Mark Rosenberg’s statement
“This is a reminder to all businesses whose advertising or marketing materials contain photographs, videos or images people to ensure that the persons responsible for creating the material have obtained the written consent of every single person who appears in the photographs or videos,” he said. “This rule applies to every business regardless of whether the business is a national burrito chain promoting its products, a local Y distributing a brochure promoting its swimming programs, a synagogue promoting its nursery school through a web video or a youth baseball league posting player photographs on its website.”
“Ensuring that consents are obtained is a relatively simple task when an employee of the business using the image or a photographer retained by that business is the one taking the photographs. The issue becomes more complicated when the images are obtained by an advertising agency or other consultant retained by the business,” he explained.

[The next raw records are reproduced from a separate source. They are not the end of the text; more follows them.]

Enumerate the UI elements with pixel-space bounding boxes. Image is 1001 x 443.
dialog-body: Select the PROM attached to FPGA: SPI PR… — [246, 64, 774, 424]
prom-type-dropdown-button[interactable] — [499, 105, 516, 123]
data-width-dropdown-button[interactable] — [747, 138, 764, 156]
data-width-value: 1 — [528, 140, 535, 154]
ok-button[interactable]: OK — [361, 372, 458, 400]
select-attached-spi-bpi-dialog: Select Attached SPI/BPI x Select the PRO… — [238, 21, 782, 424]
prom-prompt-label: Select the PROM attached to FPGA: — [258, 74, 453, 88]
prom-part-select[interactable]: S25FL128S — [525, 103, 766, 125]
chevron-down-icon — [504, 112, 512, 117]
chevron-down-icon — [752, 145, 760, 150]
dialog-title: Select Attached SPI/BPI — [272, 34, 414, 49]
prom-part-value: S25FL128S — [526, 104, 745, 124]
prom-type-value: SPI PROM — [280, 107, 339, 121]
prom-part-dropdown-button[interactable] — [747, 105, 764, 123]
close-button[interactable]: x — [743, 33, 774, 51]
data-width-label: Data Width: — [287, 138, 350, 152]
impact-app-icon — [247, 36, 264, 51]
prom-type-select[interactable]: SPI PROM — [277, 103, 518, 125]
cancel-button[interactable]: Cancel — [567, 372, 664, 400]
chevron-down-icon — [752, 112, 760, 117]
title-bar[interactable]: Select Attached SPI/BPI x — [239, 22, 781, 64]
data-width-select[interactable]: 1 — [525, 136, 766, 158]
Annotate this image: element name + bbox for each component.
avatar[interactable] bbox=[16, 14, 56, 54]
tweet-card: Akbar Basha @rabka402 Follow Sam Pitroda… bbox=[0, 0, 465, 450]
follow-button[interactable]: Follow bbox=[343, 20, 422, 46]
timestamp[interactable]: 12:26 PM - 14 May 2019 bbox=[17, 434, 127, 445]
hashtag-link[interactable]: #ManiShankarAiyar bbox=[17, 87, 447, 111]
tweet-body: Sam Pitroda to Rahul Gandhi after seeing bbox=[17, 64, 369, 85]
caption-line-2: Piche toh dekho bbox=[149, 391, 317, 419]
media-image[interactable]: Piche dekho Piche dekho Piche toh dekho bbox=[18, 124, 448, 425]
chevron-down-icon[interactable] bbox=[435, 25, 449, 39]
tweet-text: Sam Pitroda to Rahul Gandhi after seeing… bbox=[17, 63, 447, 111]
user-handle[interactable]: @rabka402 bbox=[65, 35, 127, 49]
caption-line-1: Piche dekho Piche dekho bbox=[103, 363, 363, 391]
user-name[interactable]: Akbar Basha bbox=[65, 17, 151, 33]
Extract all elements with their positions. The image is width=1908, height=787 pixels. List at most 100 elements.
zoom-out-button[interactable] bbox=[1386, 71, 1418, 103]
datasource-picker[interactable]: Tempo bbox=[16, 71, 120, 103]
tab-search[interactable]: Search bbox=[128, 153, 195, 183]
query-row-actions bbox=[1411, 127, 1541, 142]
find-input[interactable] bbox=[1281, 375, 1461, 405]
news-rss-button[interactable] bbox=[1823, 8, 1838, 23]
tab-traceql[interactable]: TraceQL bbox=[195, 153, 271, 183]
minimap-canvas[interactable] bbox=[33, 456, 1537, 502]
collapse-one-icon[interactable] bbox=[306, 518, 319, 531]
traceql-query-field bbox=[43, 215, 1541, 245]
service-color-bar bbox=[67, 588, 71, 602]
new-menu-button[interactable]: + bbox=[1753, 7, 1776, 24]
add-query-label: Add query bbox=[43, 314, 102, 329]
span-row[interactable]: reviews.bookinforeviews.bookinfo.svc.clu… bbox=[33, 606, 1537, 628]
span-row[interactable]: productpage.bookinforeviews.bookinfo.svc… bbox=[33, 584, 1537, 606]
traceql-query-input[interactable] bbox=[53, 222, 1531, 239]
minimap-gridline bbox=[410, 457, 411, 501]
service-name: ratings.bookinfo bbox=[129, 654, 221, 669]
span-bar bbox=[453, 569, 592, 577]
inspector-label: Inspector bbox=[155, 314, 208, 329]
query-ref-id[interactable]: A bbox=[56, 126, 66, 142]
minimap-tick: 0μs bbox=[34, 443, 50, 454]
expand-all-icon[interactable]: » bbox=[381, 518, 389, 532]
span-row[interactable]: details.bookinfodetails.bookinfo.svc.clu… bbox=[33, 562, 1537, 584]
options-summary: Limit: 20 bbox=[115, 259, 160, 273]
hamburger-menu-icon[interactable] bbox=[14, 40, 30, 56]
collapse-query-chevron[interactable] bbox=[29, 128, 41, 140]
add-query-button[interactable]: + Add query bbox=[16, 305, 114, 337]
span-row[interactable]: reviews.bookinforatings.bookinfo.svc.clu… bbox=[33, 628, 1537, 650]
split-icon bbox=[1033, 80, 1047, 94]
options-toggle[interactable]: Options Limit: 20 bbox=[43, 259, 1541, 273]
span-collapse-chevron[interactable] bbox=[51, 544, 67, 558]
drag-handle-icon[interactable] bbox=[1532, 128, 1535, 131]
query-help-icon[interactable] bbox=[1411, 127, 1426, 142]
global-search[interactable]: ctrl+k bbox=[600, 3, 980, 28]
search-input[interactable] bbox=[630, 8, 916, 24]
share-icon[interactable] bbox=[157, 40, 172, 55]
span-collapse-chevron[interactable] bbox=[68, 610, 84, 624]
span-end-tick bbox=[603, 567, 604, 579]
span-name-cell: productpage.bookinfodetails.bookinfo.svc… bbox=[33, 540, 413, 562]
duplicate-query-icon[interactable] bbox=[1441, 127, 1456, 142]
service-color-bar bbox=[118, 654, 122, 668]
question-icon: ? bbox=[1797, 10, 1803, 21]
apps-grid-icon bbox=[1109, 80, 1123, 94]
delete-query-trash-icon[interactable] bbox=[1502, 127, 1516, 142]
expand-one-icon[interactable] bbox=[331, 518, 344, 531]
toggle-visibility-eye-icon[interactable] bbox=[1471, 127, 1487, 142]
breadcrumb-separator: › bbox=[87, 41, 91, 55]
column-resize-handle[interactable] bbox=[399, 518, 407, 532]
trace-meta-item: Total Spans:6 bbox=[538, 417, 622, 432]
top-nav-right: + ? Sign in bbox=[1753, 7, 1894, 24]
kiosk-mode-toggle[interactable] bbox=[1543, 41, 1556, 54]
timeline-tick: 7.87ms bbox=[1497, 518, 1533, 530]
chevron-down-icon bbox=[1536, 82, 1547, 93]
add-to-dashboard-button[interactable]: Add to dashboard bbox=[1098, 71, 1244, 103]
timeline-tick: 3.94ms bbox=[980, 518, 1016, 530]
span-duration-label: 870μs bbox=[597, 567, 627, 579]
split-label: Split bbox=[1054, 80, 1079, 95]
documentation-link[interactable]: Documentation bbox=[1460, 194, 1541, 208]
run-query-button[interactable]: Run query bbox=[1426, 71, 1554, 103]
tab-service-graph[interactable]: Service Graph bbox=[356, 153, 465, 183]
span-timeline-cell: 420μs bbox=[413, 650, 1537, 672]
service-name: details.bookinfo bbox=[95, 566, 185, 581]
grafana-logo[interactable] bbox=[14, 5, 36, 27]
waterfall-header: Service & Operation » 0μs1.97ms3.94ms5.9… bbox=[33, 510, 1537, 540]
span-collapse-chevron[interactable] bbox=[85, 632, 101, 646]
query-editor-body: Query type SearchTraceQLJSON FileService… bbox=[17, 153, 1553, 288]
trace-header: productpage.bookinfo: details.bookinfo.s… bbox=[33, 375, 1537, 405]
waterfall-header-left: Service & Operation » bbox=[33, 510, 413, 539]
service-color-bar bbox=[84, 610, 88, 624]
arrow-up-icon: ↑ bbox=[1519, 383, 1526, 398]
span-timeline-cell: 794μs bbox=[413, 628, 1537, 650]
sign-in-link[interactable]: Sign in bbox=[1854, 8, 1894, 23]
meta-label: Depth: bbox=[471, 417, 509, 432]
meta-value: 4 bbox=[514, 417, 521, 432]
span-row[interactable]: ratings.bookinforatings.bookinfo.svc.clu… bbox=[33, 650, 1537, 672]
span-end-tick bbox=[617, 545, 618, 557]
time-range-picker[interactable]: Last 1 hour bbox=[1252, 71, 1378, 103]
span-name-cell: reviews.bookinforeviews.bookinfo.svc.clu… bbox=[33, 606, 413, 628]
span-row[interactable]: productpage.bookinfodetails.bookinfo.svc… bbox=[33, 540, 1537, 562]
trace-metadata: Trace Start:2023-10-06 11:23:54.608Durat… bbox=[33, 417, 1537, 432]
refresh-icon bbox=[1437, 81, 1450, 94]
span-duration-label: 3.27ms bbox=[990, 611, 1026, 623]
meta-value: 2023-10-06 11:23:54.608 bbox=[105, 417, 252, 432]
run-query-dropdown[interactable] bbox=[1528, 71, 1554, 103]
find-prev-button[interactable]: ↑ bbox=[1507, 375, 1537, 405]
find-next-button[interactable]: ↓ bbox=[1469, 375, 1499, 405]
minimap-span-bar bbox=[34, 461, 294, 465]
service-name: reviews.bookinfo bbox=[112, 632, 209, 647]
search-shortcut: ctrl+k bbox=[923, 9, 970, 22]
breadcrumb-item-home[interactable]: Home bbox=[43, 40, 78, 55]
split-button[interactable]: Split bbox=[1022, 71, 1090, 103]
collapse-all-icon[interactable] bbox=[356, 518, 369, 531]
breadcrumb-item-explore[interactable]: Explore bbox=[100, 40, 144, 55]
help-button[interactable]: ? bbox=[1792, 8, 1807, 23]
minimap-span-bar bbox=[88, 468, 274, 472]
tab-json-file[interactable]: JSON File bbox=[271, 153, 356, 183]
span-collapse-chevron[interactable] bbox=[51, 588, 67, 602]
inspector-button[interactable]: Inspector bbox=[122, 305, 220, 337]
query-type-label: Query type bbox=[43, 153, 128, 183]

According to Rosenberg, today, consents can be obtained in many ways including consents signed by the specific individuals whose images are being used; releases signed at the time photographs are taken and; consents obtained when a person enrolls in a program or prominent signage posted in event spaces stating that by attending the event, the attendees consent to the commercial use of their photographs taken at the event.
Two key laws
When it comes to the laws relating to businesses who want to use a photograph or image of a person for commercial purposes, two key laws come into play, per Rosenberg. First, is the right of publicity which protects a person from having his or her name, image or likeness used for commercial purposes without consent. But, the right of publicity is a creature of state law which varies from state to state – the main difference is that in some states like California, the right of publicity survives a person’s death, while in states like New York, the right of publicity ends upon the person’s death. So, how can companies better protect their reputations from defamation and violations of their publicity rights? If someone is intent on defaming another person or does not care whether a not an advertisement they place violates another’s right of publicity, there is not much which can be done to prevent that from happening in the first instance, according to Rosenberg.